Get Ready for the Judgment Day


by Michael Maciel

We have to be careful not to insist that those who have committed evil be punished for what they have done, because at the end of this life, we will stand in judgment of our own deeds, and the punishments we would mete out to others will be meted out to us, not because God is vindictive, but because we are.

If, however, we endeavor to forgive those who have wronged us here in this life, then we will be more apt to forgive ourselves of the acts we have committed against others, acts that we will be reviewing and evaluating as part of our transition into our next stage of life.

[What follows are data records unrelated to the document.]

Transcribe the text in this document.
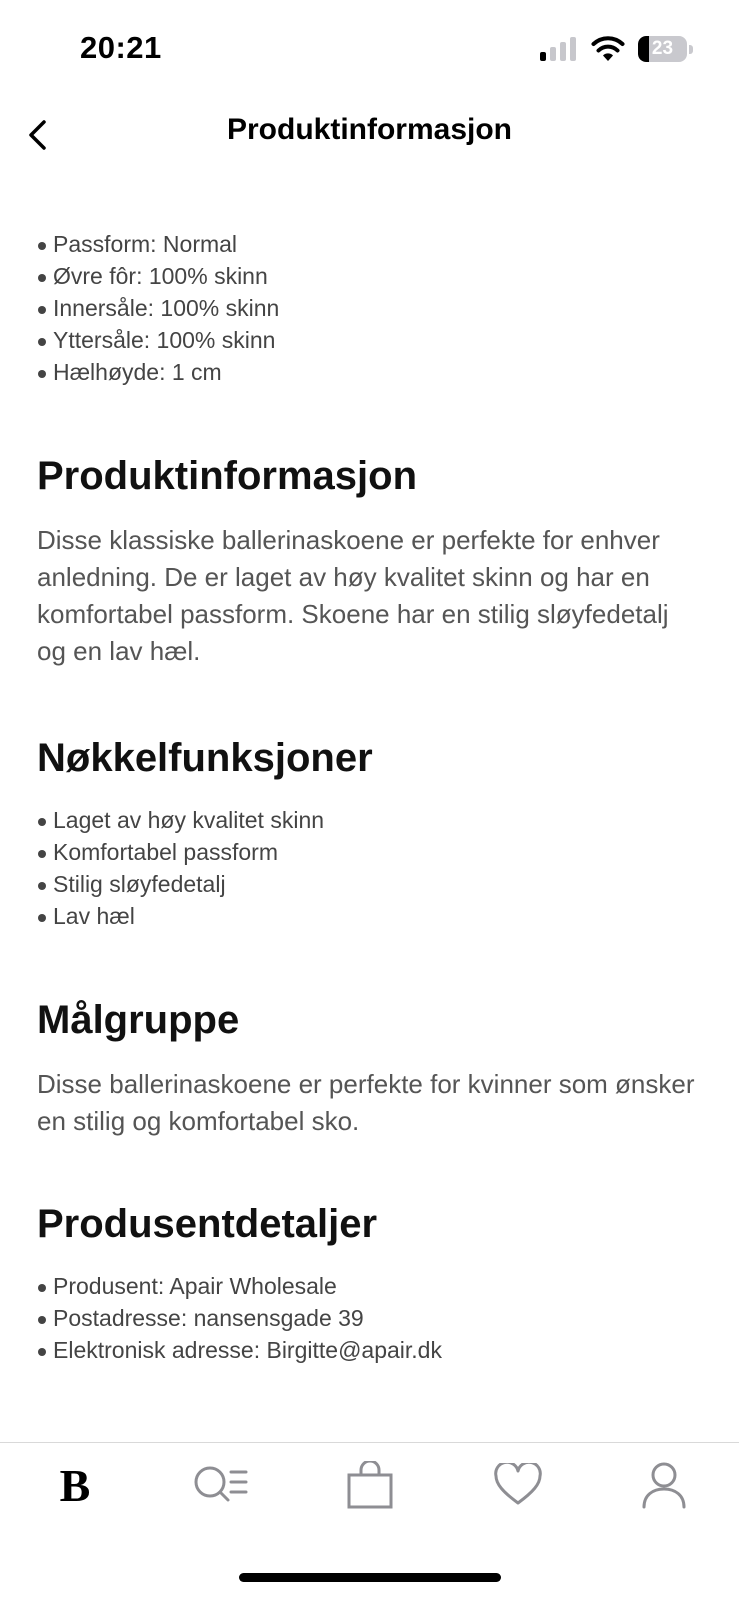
20:21	23
Produktinformasjon
Passform: Normal
Øvre fôr: 100% skinn
Innersåle: 100% skinn
Yttersåle: 100% skinn
Hælhøyde: 1 cm
Produktinformasjon

Disse klassiske ballerinaskoene er perfekte for enhver anledning. De er laget av høy kvalitet skinn og har en komfortabel passform. Skoene har en stilig sløyfedetalj og en lav hæl.

Nøkkelfunksjoner
Laget av høy kvalitet skinn
Komfortabel passform
Stilig sløyfedetalj
Lav hæl
Målgruppe

Disse ballerinaskoene er perfekte for kvinner som ønsker en stilig og komfortabel sko.

Produsentdetaljer
Produsent: Apair Wholesale
Postadresse: nansensgade 39
Elektronisk adresse: Birgitte@apair.dk
B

I knew a woman once who failed to strap her infant’s car seat into a seatbelt. She hit another car and her baby was killed. The officer on the scene issued her a citation, because it was against the law in that state to leave a child unrestrained while riding in a motor vehicle. My immediate concern was for the mother—the grief, along with the unbearable guilt, that she must be feeling. I also could not help but be astonished that she got a ticket for her negligence, as though she hadn’t been sufficiently “punished” already. The law, in this case, had already been fulfilled in the most punishing way possible.

The one thing we can reasonably expect in the immediate afterlife is a stripping away of the filters that blind us to the feelings of others, enabling us to mistreat them. Without those filters, the full force of our actions will make themselves known in such a way that we won’t be able to escape feeling their effects, as if we ourselves had been the victim. This is the “purging” or “Purgatory” that can be found in one form or another in the teachings of all of the world’s enduring religions. There will be a “Judgment Day,” but it will be us in the judge’s seat, not God.

The only preparation we have is to humbly and sincerely review our past deeds here and now, to develop our capacity to feel empathy and and to have remorse for the pain we have caused others. The measure of our success will be in our ability to have compassion on those whom the world, in its unrelenting thirst for revenge, has consigned to the fires of hell.